US trading partners agree. "Does Mr. Baucus really think that in a world competing for international markets that people will just sit back and submit to such muscle trade diplomacy?" snaps European parliamentarian James Elles. "Others will start arming themselves with the same weaponry."
Mr. Elles is anxious to see "how far an administration that is committed to free trade will go with such potentially protectionist instruments."
Some trade watchers fault the administration for not forging ahead with a long-term trade strategy. Instead, they say, actions so far suggest that policy is engineered for the short-term.

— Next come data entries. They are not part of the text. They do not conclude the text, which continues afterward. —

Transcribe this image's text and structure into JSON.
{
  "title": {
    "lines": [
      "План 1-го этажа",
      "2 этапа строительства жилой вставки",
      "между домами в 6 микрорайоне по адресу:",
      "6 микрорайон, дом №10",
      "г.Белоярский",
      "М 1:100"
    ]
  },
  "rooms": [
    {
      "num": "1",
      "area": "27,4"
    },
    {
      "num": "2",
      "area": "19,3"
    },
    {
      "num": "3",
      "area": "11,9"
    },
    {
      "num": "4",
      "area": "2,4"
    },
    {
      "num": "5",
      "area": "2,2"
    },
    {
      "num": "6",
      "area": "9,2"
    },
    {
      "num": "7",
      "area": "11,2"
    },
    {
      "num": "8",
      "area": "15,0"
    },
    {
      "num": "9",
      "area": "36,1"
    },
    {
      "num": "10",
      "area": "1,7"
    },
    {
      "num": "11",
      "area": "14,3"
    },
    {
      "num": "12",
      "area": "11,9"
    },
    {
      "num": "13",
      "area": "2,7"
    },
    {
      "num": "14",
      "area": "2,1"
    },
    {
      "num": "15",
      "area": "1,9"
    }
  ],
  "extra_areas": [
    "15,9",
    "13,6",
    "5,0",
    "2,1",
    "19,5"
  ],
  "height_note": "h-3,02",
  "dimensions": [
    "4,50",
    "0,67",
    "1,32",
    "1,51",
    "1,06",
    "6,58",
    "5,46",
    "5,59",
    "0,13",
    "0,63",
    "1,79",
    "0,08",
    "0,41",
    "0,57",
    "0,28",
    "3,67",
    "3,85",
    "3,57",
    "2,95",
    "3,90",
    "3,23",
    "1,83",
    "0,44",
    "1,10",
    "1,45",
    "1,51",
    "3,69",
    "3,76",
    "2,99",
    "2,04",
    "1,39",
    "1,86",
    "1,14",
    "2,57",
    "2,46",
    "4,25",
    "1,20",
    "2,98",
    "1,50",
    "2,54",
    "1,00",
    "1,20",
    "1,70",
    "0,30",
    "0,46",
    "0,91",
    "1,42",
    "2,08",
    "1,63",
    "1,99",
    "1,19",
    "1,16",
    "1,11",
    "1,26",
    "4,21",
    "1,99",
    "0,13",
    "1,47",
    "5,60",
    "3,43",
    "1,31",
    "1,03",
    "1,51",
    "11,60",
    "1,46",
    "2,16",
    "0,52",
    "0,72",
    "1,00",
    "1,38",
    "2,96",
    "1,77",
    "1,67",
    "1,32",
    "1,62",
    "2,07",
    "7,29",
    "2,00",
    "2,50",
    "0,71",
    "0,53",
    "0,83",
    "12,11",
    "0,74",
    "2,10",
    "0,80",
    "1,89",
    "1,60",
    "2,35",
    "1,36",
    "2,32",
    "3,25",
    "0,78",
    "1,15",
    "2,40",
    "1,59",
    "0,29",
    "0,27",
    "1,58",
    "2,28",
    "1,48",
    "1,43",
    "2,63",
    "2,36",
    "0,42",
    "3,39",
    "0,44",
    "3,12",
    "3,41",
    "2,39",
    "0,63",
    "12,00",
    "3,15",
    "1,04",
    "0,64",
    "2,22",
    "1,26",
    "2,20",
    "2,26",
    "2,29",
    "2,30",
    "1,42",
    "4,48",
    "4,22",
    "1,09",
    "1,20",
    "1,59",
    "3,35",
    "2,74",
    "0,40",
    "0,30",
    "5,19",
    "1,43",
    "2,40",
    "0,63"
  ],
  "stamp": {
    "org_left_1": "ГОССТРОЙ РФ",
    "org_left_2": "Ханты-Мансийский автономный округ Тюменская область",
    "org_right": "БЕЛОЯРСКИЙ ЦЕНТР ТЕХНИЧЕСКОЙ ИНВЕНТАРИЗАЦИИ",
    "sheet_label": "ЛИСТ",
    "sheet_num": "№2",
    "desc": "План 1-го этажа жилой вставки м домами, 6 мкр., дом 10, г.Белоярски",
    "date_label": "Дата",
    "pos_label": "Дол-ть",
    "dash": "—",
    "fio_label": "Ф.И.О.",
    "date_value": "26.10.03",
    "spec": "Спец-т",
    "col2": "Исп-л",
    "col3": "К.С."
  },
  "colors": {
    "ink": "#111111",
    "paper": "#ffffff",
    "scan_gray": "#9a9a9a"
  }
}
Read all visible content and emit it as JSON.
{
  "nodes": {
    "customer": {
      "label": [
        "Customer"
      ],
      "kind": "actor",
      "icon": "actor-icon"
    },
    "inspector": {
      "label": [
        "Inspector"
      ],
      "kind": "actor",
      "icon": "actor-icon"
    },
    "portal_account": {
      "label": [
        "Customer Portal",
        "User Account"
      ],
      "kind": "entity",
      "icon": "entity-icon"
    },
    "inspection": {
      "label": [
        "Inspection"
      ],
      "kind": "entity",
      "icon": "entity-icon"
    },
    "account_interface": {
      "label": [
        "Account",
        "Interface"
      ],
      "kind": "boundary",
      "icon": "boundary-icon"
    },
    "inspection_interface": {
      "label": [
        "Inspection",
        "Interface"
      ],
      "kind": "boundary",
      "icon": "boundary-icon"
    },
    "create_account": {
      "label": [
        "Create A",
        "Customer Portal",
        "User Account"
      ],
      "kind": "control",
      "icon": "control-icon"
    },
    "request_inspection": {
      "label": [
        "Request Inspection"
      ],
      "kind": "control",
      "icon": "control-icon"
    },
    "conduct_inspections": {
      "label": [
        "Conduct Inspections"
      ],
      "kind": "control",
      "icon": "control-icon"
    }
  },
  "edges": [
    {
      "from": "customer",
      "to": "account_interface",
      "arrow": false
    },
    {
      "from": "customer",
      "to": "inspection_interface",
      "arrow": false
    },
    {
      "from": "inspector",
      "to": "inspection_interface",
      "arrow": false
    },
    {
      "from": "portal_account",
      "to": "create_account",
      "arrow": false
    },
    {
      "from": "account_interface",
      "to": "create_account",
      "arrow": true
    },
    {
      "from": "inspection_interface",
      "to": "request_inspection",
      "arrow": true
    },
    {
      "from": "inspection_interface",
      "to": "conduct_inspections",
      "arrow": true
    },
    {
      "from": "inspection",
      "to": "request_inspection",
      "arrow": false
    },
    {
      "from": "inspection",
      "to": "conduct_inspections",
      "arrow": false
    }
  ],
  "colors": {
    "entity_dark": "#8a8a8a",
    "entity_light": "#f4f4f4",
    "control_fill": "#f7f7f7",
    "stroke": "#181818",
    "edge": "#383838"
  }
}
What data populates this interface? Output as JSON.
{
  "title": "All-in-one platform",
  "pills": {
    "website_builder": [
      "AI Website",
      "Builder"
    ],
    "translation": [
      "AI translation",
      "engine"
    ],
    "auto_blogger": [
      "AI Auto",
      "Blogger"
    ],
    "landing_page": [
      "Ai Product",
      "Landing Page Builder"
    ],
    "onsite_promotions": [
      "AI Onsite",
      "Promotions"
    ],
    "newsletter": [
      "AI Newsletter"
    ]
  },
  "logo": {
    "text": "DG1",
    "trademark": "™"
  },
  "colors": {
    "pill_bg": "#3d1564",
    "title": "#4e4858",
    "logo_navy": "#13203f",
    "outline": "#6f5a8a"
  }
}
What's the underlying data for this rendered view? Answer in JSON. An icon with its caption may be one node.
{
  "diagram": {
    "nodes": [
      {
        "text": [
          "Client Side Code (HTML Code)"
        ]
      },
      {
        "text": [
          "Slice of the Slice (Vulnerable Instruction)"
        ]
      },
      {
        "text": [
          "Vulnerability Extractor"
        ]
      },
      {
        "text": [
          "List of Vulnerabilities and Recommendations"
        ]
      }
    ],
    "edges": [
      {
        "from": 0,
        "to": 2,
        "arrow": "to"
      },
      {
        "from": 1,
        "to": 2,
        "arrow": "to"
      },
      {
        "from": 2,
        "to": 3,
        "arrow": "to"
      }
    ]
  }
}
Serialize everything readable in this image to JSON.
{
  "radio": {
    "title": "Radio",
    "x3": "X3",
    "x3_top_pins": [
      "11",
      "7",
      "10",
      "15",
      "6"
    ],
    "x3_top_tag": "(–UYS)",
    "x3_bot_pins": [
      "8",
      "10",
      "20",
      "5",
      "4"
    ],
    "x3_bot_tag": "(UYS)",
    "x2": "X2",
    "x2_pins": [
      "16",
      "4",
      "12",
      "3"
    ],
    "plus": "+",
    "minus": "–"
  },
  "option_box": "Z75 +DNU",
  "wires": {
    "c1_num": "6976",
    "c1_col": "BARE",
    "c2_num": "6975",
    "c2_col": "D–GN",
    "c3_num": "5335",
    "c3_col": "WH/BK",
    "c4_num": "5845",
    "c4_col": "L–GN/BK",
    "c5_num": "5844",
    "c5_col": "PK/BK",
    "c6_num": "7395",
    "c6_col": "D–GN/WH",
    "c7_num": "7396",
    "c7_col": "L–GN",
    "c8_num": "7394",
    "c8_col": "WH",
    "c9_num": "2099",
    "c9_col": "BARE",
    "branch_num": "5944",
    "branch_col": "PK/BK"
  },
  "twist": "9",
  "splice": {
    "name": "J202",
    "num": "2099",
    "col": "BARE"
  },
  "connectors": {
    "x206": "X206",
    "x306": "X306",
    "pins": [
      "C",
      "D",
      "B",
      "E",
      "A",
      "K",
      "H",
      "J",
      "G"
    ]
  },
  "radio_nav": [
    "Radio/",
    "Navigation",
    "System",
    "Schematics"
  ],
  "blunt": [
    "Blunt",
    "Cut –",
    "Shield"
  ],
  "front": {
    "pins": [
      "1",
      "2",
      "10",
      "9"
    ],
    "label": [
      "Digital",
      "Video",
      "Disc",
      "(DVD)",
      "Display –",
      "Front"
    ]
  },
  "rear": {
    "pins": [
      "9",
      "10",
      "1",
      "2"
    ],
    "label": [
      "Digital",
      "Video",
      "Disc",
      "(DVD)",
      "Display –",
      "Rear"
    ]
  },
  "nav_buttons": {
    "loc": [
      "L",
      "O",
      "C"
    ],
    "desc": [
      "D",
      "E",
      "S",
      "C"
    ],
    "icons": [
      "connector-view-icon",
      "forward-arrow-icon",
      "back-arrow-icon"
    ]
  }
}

"Will the measures we've taken in the last three months make things easier for us or close off our options?" asks Alan Tonelson, director of research at the Washington-based Economic Strategy Institute. "In this world of consolidating trade blocs, does the US want to antagonize Europe? How Asia-centric do we want Japan to be and how do we divert it or capitalize on it? I don't see people in the administration asking questions like these."
In competitiveness terms, Mr. Tonelson says, "our own trading region is the worst."
He adds: "Latin America is full of high-consumption, high-debt, low-wage countries that don't measure up to their Asian or European counterparts and our investment capacity to bring them up to speed is nowhere near sufficient."